In einem gemeinsamen Brief an die EU-Kommission haben gleich drei Ministerien eine Reihe von Maßnahmen gegen die Luftverschmutzung in deutschen Städten zusammengetragen. Eine davon ist ein kostenloser Nahverkehr, der in den Städten Bonn, Essen, Herrenberg, Reutlingen und Mannheim getestet werden soll. Mit diesen Vorschlägen will die Bundesregierung eine entsprechende Klage der Brüsseler Behörde abwenden; Umweltkommissar Vella hatte ihr eine Frist bis Ende vergangener Woche gesetzt, um derartige Maßnahmen vorzulegen.

So wie Seibert sprach auch ein Sprecher des Umweltministeriums von "Vorschlägen" und "Modellregionen", in denen bestimmte Maßnahmen ausprobiert werden könnten. Letztlich könnten die Kommunen aber selbst bestimmen, was sie machen. "Rein theoretisch" könne es sein, dass keine dieser Städte die genannten Maßnahmen letztlich auch umsetze, sagte der Sprecher.

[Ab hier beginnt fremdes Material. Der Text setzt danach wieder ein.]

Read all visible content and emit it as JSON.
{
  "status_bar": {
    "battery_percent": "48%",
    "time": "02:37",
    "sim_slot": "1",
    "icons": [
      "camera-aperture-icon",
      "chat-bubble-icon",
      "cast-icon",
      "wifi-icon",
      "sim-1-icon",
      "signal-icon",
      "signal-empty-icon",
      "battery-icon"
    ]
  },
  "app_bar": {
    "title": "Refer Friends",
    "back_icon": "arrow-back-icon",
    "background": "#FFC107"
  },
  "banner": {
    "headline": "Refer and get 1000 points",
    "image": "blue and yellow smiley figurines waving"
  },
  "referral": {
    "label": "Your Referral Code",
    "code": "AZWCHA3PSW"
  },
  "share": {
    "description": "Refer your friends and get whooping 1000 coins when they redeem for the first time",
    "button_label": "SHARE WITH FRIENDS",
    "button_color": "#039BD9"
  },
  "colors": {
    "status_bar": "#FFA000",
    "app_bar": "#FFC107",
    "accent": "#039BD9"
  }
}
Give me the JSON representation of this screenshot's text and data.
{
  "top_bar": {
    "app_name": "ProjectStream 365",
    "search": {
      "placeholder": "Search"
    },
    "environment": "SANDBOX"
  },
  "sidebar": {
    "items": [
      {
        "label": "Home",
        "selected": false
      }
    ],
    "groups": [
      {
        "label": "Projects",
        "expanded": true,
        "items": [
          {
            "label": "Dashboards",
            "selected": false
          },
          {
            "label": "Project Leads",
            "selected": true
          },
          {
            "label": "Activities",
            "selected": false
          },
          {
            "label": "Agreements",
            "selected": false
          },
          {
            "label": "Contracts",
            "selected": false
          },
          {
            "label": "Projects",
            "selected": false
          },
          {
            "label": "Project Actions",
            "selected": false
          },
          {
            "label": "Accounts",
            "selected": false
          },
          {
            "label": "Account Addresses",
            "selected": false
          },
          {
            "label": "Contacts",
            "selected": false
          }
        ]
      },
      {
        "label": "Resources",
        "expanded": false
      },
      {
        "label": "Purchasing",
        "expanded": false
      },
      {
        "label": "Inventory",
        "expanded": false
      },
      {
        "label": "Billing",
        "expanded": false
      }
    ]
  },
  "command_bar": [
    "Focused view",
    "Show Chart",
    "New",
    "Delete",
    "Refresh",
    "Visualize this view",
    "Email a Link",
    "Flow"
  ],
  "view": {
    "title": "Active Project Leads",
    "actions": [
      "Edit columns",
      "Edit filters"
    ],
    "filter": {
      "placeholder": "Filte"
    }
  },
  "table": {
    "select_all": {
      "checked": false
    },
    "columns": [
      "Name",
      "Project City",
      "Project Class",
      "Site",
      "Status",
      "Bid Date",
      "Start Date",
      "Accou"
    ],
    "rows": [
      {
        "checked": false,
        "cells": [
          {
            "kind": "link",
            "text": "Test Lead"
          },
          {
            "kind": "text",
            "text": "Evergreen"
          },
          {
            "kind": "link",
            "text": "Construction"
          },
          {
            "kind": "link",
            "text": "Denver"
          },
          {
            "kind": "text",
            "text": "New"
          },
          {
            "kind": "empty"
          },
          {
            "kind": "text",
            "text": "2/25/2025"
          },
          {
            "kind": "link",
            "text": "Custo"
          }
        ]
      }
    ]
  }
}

Zuvor hatte der Brief für eine heftige Debatte geführt, in der mehrere Oppositionsparteien und Politiker aus Länder und Kommunen der Bundesregierung "Aktionismus" vorgeworfen haben. Der Hauptgeschäftsführer des Städte- und Gemeindebunds, Gerd Landsberg, sprach in der Rhein-Neckar-Zeitung von einem "Schnellschuss", der allenfalls langfristig eine Perspektive habe. Der Vorschlag komme für ihn "sehr überraschend". Es stelle sich zudem die Frage, wer die Kosten übernehme – Kommunen und Verkehrsbetriebe könnten es jedenfalls nicht bezahlen.